Les médicaments pour les plantes ou les humains combattent les maladies, sont toxiques, mais sont utilisés de façon sûre à la bonne dose.

En Ouganda, les pesticides sont appelés des médicaments pour les plantes. C’est logique. En Occident, les pesticides portent en eux un bagage maléfique, c’est un tabou. L’industrie a donc tenté d’utiliser un terme plus doux et plus gentillet : la protection des plantes. Lorsqu’un blogueur a fait référence à une douzaine de pesticides toxiques approuvés pour l’agriculture biologique, le lobby de l’alimentation biologique a dû se résoudre à affirmer : « Nous n’utilisons aucun pesticide de synthèse ». Ces militants évitent habilement d’associer l’agriculture biologique aux pesticides ; certains veulent encore nous faire croire que leurs produits sont « sans pesticides ».

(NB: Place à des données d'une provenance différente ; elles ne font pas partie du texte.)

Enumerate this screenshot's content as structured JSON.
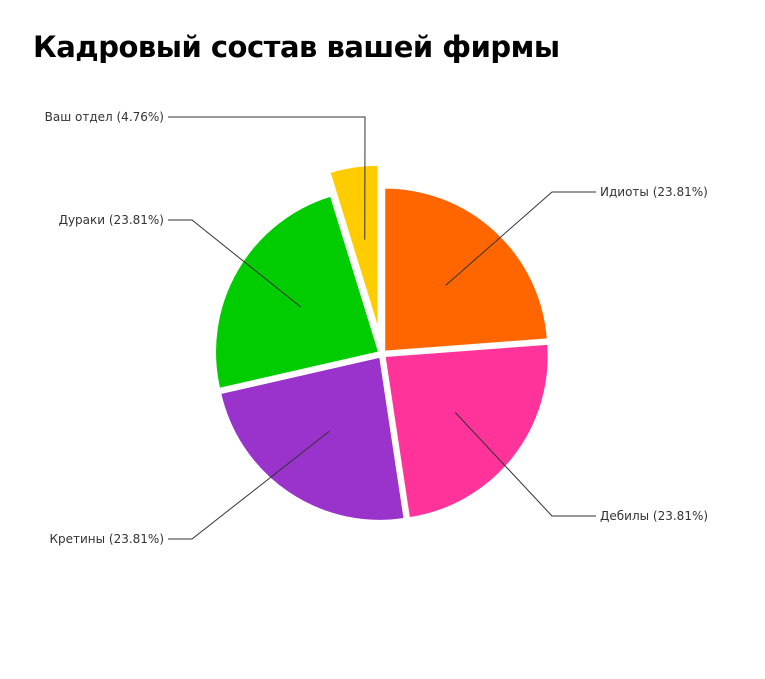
{
  "chart_data": {
    "type": "pie",
    "title": "Кадровый состав вашей фирмы",
    "slices": [
      {
        "label": "Идиоты (23.81%)",
        "value": 23.81,
        "color": "#ff6600",
        "exploded": false
      },
      {
        "label": "Дебилы (23.81%)",
        "value": 23.81,
        "color": "#ff3399",
        "exploded": false
      },
      {
        "label": "Кретины (23.81%)",
        "value": 23.81,
        "color": "#9933cc",
        "exploded": false
      },
      {
        "label": "Дураки (23.81%)",
        "value": 23.81,
        "color": "#00cc00",
        "exploded": false
      },
      {
        "label": "Ваш отдел (4.76%)",
        "value": 4.76,
        "color": "#ffcc00",
        "exploded": true
      }
    ]
  }
}
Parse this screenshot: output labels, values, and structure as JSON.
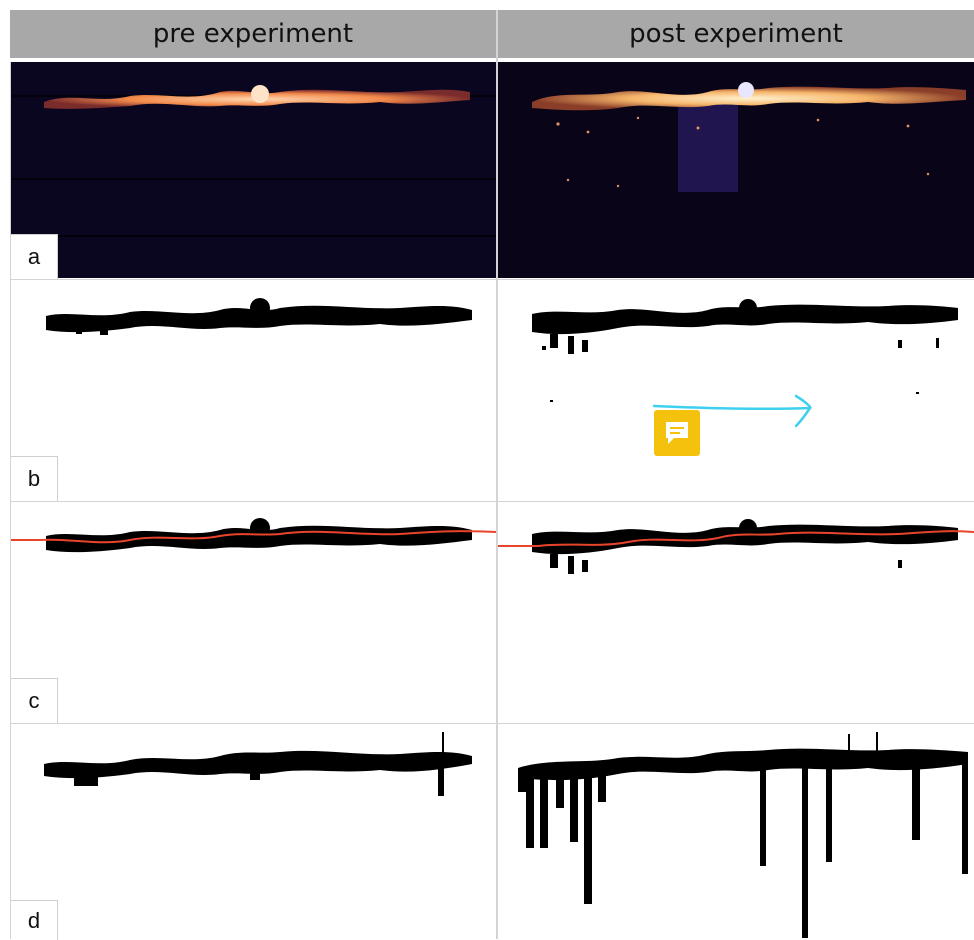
{
  "header": {
    "pre": "pre experiment",
    "post": "post experiment"
  },
  "rows": [
    {
      "label": "a"
    },
    {
      "label": "b"
    },
    {
      "label": "c"
    },
    {
      "label": "d"
    }
  ],
  "icons": {
    "comment": "comment-icon",
    "arrow": "arrow-annotation-icon"
  },
  "colors": {
    "header_bg": "#a8a8a8",
    "fluor_bg": "#0b0620",
    "fluor_band": "#f2a46b",
    "centerline": "#e8442c",
    "note": "#f4c20d",
    "pen": "#3fd0f0"
  }
}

Mais voilà qu’un nouveau terme fait son apparition : le terme « biologiques » [biologicals] donne l’impression que la nature se bat contre la nature d’une manière très bénigne et durable. L’industrie des pesticides commence à s’intéresser à la recherche sur les substances biologiques. Mais cela soulève une autre question…

Certains ne font-ils pas confiance à l’innovation et à la technologie agricoles en raison de la science sous-jacente ou parce qu’elles sont basées sur l’industrie ? L’industrie peut-elle être autorisée à mener des recherches durables sur les substances biologiques ou nos définitions ont-elles limité la capacité du public à percevoir la réalité ? J’ai le regret de dire qu’une bonne partie des attaques contre les outils agricoles conventionnels sont des attaques contre l’industrie phytosanitaire.

 

Comment insulter les agriculteurs

Les définitions sont communautaires – tribales. Les scientifiques définissent des concepts comme « toxique » ou « durable » en des termes différents de ceux du grand public. Trop souvent, les activistes diffusent un vocabulaire fondé sur la peur pour manipuler les perceptions, les médias s’en emparent et les autorités de régulation réagissent. Ainsi, des expressions savamment forgées comme « nourriture industrielle imbibée de produits chimiques toxiques » forceront une autorité de régulation frileuse à agir indépendamment de ce que font les scientifiques.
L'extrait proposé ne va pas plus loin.